Polyglot Concordance / Mk · Passover and Passion Begins
New Testament · Passover and Passion Begins · Mark

Mark 14 : 19

EN They began to be sorrowful, and to ask him one by one, “Surely not I?” And another said, “Surely not I?”

ES Entonces ellos comenzaron á entristecerse, y á decirle cada uno por sí: ¿Seré yo? Y el otro: ¿Seré yo?

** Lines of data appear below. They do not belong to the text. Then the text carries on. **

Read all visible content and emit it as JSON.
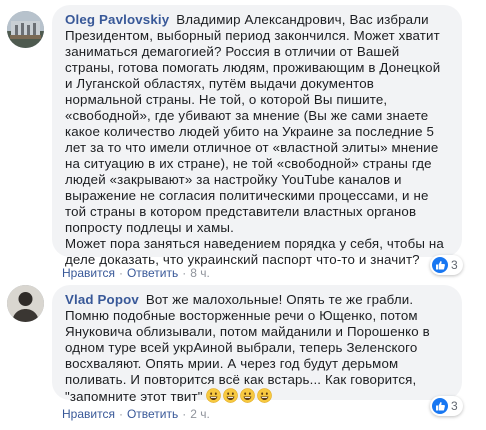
{
  "comments": [
    {
      "author": "Oleg Pavlovskiy",
      "text": "Владимир Александрович, Вас избрали Президентом, выборный период закончился. Может хватит заниматься демагогией? Россия в отличии от Вашей страны, готова помогать людям, проживающим в Донецкой и Луганской областях, путём выдачи документов нормальной страны. Не той, о которой Вы пишите, «свободной», где убивают за мнение (Вы же сами знаете какое количество людей убито на Украине за последние 5 лет за то что имели отличное от «властной элиты» мнение на ситуацию в их стране), не той «свободной» страны где людей «закрывают» за настройку YouTube каналов и выражение не согласия политическими процессами, и не той страны в котором представители властных органов попросту подлецы и хамы.",
      "text2": "Может пора заняться наведением порядка у себя, чтобы на деле доказать, что украинский паспорт что-то и значит?",
      "like_label": "Нравится",
      "reply_label": "Ответить",
      "time": "8 ч.",
      "reactions_count": "3",
      "reaction_icon": "like-icon"
    },
    {
      "author": "Vlad Popov",
      "text": "Вот же малохольные! Опять те же грабли. Помню подобные восторженные речи о Ющенко, потом Януковича облизывали, потом майданили и Порошенко в одном туре всей укрАиной выбрали, теперь Зеленского восхваляют. Опять мрии. А через год будут дерьмом поливать. И повторится всё как встарь... Как говорится, \"запомните этот твит\"",
      "emoji_count": 4,
      "emoji_name": "grinning-face-emoji",
      "like_label": "Нравится",
      "reply_label": "Ответить",
      "time": "2 ч.",
      "reactions_count": "3",
      "reaction_icon": "like-icon"
    }
  ],
  "colors": {
    "author": "#385898",
    "bubble": "#f2f3f5",
    "meta": "#606770",
    "like": "#1877f2"
  }
}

ZH-HANS 他们就忧愁起来,一个一个地问他说:「是我吗?」

ZH-HANT 他們就憂愁起來,一個一個地問他說:「是我嗎?」

Mark 14:18
Mark :
Mark 14:20

Critical apparatus

5 variants · 3 witnesses
𝔊 grk ℙ syr 𝔙 vul
lexical All three attest
Greek NT οἱ δὲ
Peshitta ܗܢܘܢ ܕܝܢ
Vulgate At illi

Greek uses postpositive δέ ('now/and'); Vulgate employs the adversative At ('but'); Syriac uses ܕܝܢ (dēn), which functions as both continuative and adversative particle. All three mark narrative transition but with slightly different rhetorical force.

𝔊 grk ℙ syr 𝔙 vul
construction All three attest
Greek NT καὶ λέγειν
Peshitta ܘܐܡܪܝܢ
Vulgate et dicere

Greek employs καὶ + infinitive (καὶ λέγειν) to coordinate two infinitival complements of ἤρξαντο; Vulgate mirrors this with et dicere; Syriac uses a single coordinating waw on the finite verb ܘܐܡܪܝܢ (wa-'marin), converting the second infinitive into a finite form—a typical Semitic preference for parataxis over subordination.

𝔊 grk ℙ syr 𝔙 vul
idiom All three attest
Greek NT εἷς κατὰ εἷς·
Peshitta ܚܕ ܚܕ
Vulgate singulatim

Greek uses the distributive phrase εἷς κατὰ εἷς ('one by one'); Syriac employs the reduplicated ܚܕ ܚܕ (ḥaḏ ḥaḏ), a standard Semitic distributive construction; Vulgate renders with the adverb singulatim ('individually'). All three express the same distributive sense through language-specific idioms.

𝔊 grk ℙ syr 𝔙 vul
expansion Greek NT only
Greek NT καὶ ἄλλος μήτι ἐγώ;

Greek NA28 includes a second iteration of the question (καὶ ἄλλος, μήτι ἐγώ; 'and another, surely not I?'), creating a double query structure. Neither the Peshitta nor the Vulgate attest this repetition, suggesting it may represent a Western non-interpolation or a later Greek expansion to emphasize the disciples' individual anxiety.

𝔊 grk ℙ syr 𝔙 vul
punctuation Vulgate only
Vulgate Numquid

The Vulgate inserts a colon after singulatim to mark the transition from narrative description to direct speech. This punctuation convention is absent in Greek manuscripts (which use a raised dot or no mark) and irrelevant to Syriac, which lacks comparable punctuation in early witnesses.